Everyone can make excuses about why they do not have enough to fund a comfortable retirement, but we all know the most likely reason is we have decided not to choose to save.
Lifestyle choices, illness and other events can all play a part, but most workers can afford to save a little a lot to build up a pension fund.
Lots of people dream of retiring early as a millionaire, but the chances of that unless they win a lottery are slim.
But discipline and following a plan can help many people save.
Entrepreneurs write business plans outlining their financial objectives and the steps they need to take to meet them.
Write down your savings plan
Few savers write a financial plan to do the same.
For instance, a 30-year-old may want to save £1 million by the age of 55. In simple terms, that means saving £40,000 a year for 25 years.
Too many savers start too late.
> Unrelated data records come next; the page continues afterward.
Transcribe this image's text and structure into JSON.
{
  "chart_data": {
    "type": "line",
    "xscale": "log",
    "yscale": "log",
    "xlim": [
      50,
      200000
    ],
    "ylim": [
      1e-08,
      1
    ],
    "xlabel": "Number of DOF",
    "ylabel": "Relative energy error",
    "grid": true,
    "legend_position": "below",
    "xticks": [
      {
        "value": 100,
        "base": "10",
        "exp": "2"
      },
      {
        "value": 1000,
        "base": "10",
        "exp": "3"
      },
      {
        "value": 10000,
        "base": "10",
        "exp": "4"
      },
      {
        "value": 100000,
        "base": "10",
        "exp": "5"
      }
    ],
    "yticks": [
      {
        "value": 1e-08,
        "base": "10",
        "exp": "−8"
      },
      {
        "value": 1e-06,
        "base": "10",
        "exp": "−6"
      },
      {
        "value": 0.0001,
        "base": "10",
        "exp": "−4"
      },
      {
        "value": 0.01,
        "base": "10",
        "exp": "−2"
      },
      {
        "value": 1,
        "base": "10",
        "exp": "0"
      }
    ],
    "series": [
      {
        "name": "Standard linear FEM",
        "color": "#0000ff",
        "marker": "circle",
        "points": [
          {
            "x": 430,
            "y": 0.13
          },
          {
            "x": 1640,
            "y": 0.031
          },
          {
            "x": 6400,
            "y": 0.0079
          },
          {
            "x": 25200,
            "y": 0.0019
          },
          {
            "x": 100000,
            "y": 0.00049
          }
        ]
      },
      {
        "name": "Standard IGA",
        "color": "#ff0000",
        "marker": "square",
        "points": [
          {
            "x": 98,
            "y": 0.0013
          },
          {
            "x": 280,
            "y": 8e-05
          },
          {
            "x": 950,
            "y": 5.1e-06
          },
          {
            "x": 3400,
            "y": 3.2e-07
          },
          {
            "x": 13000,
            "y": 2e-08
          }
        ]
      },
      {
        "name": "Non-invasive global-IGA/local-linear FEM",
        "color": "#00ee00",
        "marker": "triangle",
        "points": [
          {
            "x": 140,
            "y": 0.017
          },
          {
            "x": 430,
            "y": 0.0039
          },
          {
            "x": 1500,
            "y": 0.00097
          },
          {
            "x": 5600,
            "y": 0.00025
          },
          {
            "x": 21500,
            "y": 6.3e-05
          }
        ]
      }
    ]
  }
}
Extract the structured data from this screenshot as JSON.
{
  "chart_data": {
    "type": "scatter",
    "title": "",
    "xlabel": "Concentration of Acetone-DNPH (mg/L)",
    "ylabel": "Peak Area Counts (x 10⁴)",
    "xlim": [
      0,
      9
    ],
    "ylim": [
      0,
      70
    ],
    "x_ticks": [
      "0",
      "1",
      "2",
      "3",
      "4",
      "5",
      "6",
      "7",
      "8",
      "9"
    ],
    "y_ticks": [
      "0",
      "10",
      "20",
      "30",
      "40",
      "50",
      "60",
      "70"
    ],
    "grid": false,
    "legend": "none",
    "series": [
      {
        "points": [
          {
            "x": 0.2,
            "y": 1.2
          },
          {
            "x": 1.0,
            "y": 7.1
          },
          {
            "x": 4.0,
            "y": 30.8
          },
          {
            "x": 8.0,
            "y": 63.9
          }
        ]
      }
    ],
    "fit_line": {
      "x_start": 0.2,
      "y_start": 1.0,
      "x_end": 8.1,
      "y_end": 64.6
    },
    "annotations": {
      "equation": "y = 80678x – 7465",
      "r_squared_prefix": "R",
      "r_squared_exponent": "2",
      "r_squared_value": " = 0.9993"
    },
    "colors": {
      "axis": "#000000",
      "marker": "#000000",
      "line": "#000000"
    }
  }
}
A 30-year-old on a decent salary taking advantage of compound interest could realistically save £1 million, but the task is harder for a 45-year-old.
Entrepreneurs also know that they can make bigger profits on the same sales by watching their costs.
Savers can do the same by keeping to a budget and not spending too much on luxuries or unnecessary purchases.
Get rich schemes make you poor
Get rich quick schemes are often a rapid way to become poorer.
Paying money you could save to someone to tell you how to save does not make a lot of sense, and if their scheme is so good, why are they having to work rather than living off whatever money-making guru scheme they are promoting?
Controlling debt is also a way to raise more for savings. Once you have some money saved, become your own bank rather than borrowing off a credit card or overdraft. Paying down debt and repaying yourself from the money saved slashes the interest and other charges you are paying.
Try saving for a holiday or a car rather than borrowing, and set a budget and go for a trip or model of car that you can afford rather than one with bells and whistles.